The Royal Cayman Islands Police Service and a Seventh-day Adventist Church group are targeting 2011 as the year when that will hopefully change.
The Adventist Development and Relief Agency – an arm of the Seventh-day Adventists – began a public education and survey effort focused on the dangers of “cell phone” driving, including texting and Internet browsing, last year. A survey on the subject that began in late October has now been completed and the agency’s local deputy director for special projects, Mitch Evans, has now released those results.
“We have also been in touch with members of the government advising them of our intent to launch this programme, as well as the future plans to have legislation tabled before the Legislative Assembly to enact such laws against cell phone driving in the Cayman Islands,” Evans says.
According to the survey, 71 per cent of those local residents polled said they talked on their cell phone while driving “often”. Fifty-eight per cent said they had either sent or read a text message on a handheld device while driving.
Almost every single responded to the survey, even if they admitted to text messaging while driving themselves, said they believed it was a dangerous activity.
The Adventist Development and Relief Agency did some preliminary research in 2010 about efforts to ban texting and cell phone use while driving in the United States.
According to the agency’s research, 30 out of 50 US states have banned text messaging while driving for all drivers. Eight other states have partial bans on texting while driving.
“Partial bans apply to specific people such as school bus drivers or persons between the age of 18-20,” the group stated.
The agency identified eight US states that had already enacted laws to ban handheld cell phone use while driving and five other states had partial bans in place.
“No [US] states currently have laws enacted to ban headset or hand-free cell phone devices,” the church agency said. “However, partial laws are in place in 29 states, which prohibit [hands-free devices] for bus drivers, under age 18 drivers and novice drivers,” the agency stated.
Not all US states that have enacted cell phone bans as ‘primary offences’. This means that in some US states drivers can only be cited for cell phone usage while driving if they are first pulled over for another offence such as speeding or reckless driving.
“The range of fines for those caught breaking the law in relation to cell phones [is] anywhere from US$50 to US$1,000 depending on the state,” the Adventist agency stated.
Cayman Islands Road Safety Advisory Council President Aileen Samuel doesn’t pull punches when talking about Cayman driving.
“Because we’ve got no road code the driving standard here is crap,” Samuel says, agreeing with Tomlinson that the code should be updated and placed in the regulations of an update Traffic Law as soon as possible.
One thing the road safety council has often pushed for is the introduction of the 12-point system for drivers, similar to what is used in the United Kingdom.
Drivers are presented with a list of offences when they receive a licence in the UK and are told how many points will be deducted from their 12 for each infraction.
“If you’ve got a bald tire you’ve got three points, if you’ve done careless driving that’s six points, if you’ve done a DUI that can be nine points,” she says. “Once people reach three points…their driving standard is immaculate.”
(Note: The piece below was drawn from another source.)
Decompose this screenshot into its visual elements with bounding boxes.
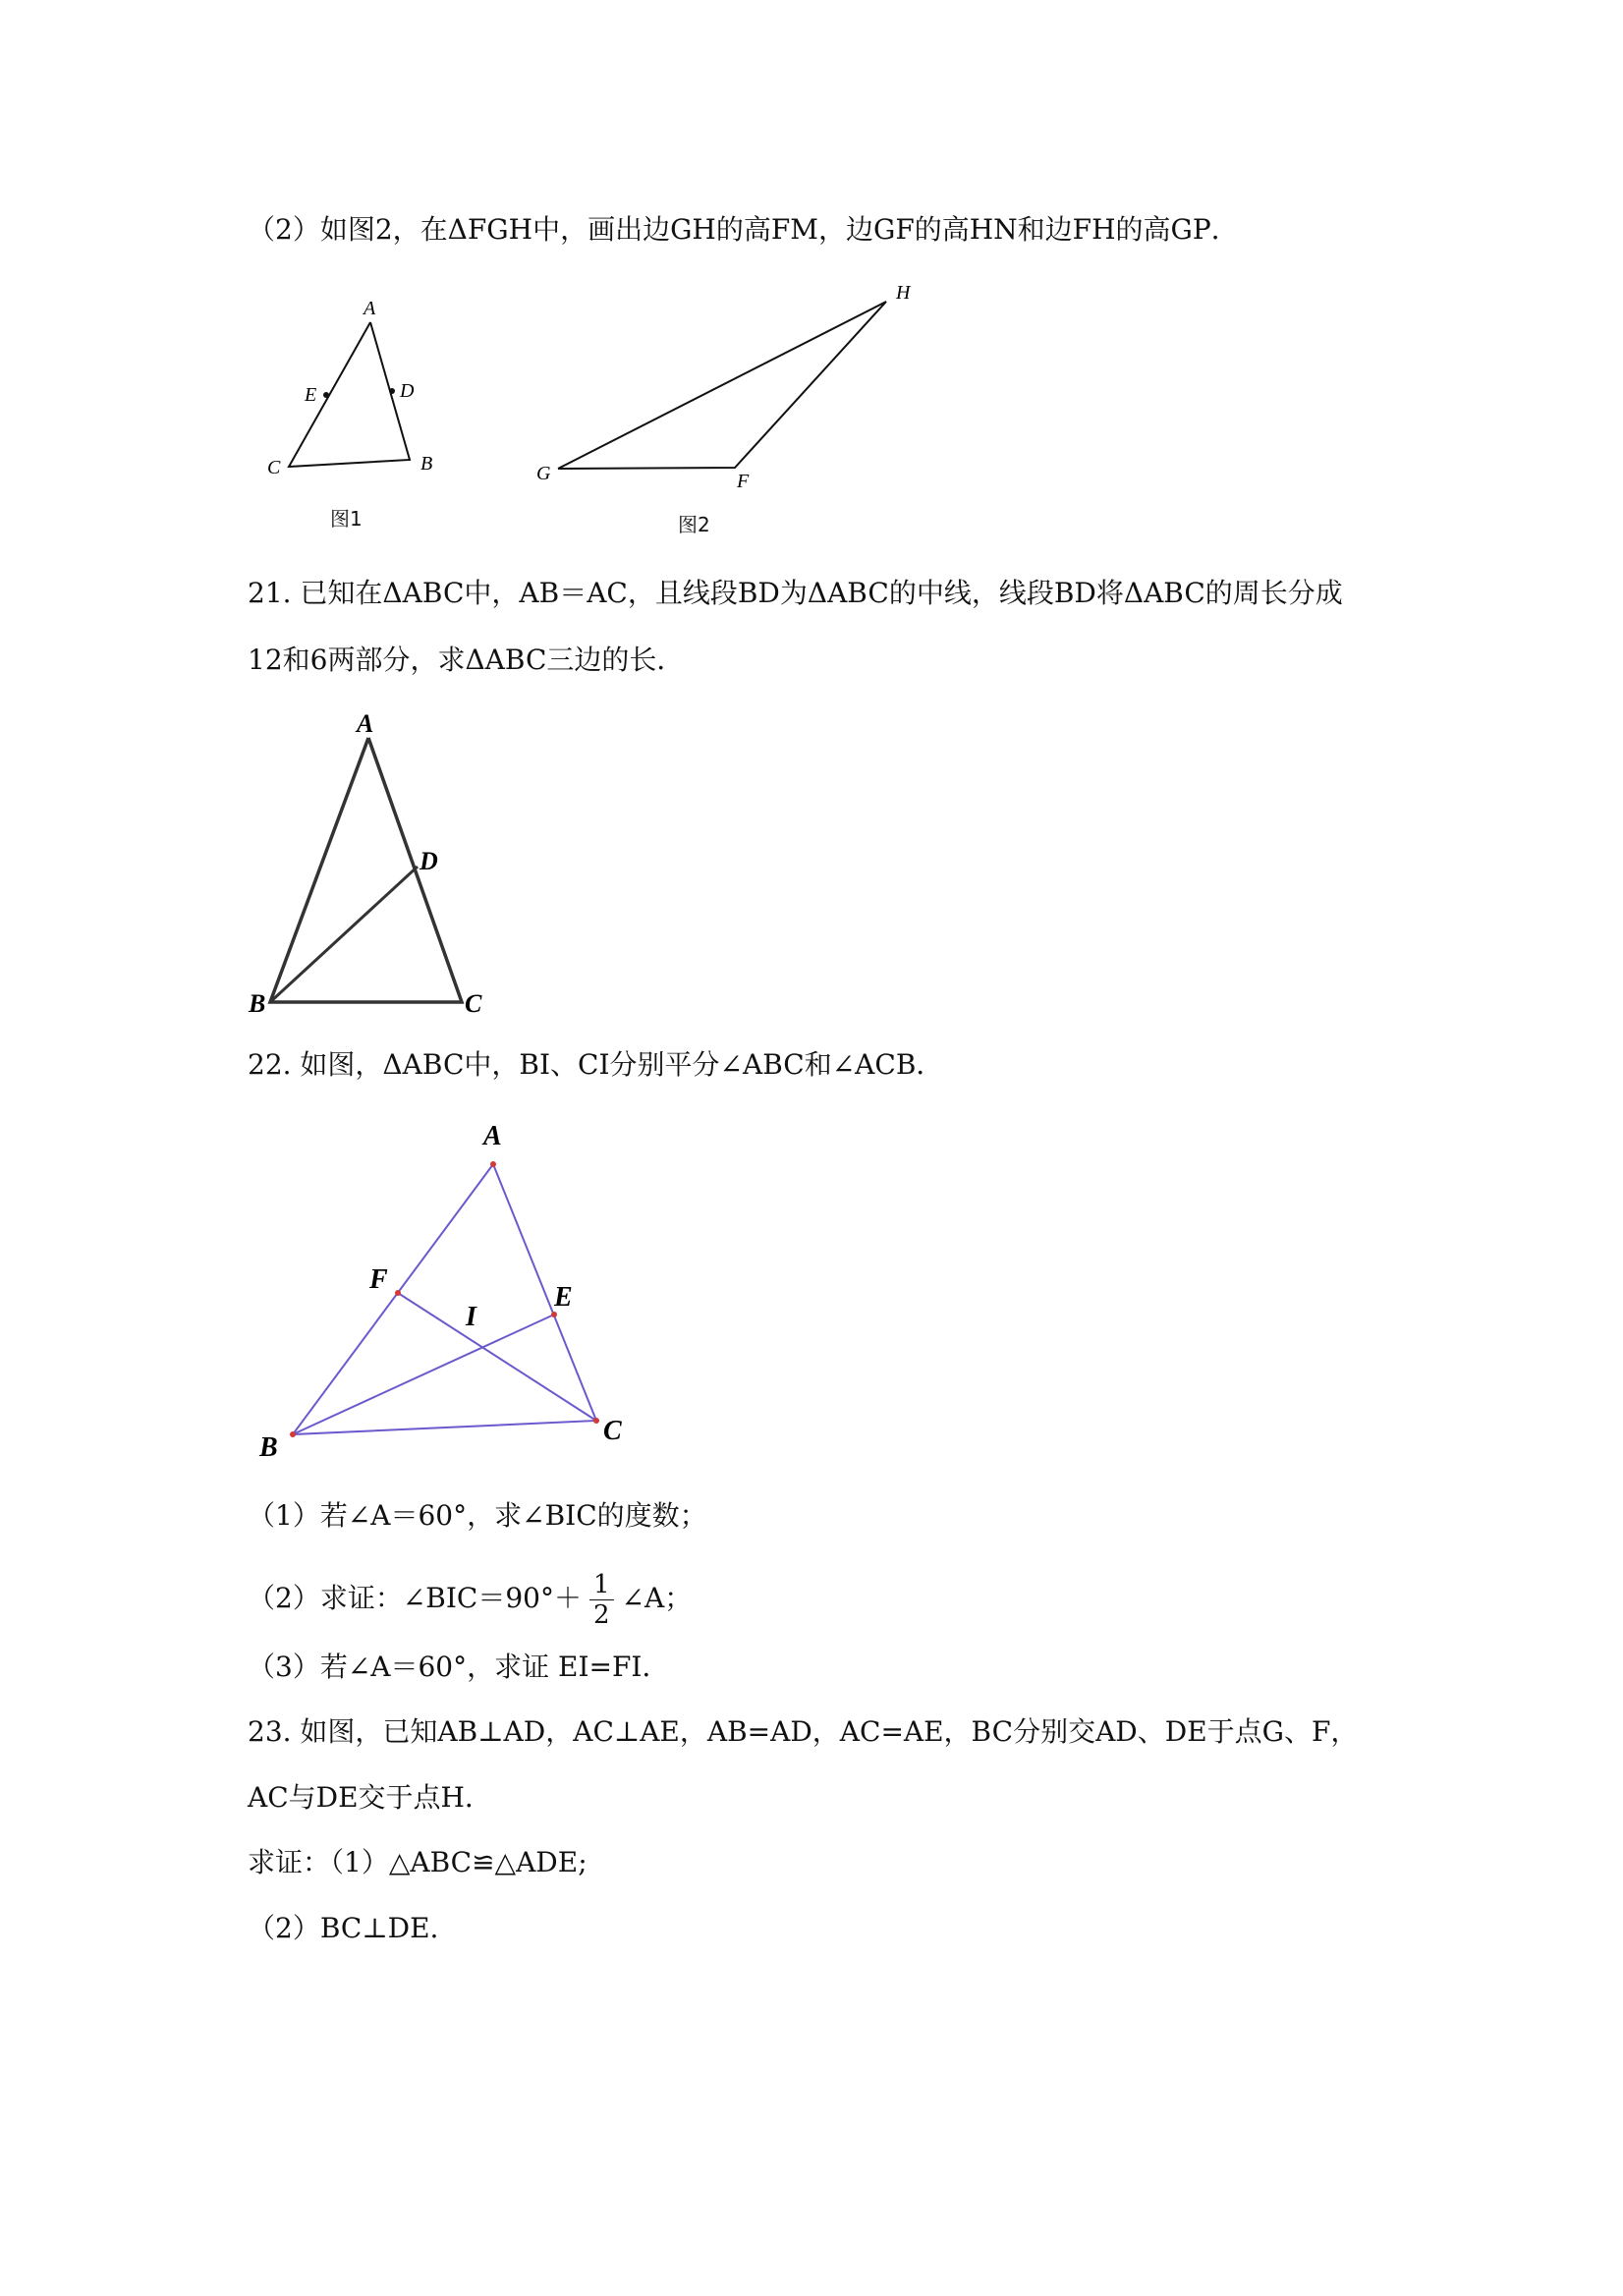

Once a licence has collected 12 points the person holding it is automatically disqualified for a year, regardless of the offences committed. If it’s a drink driving case, drivers can lose their licence for three years.
“You know, up front, what the penalties are, so it’s up to you to keep the car in check,” Samuel says.
She says previous suggestions at implementing the points system for drivers have not met with success, partly because of a lack of computerised records and partly due to a lack of political will for such a programme.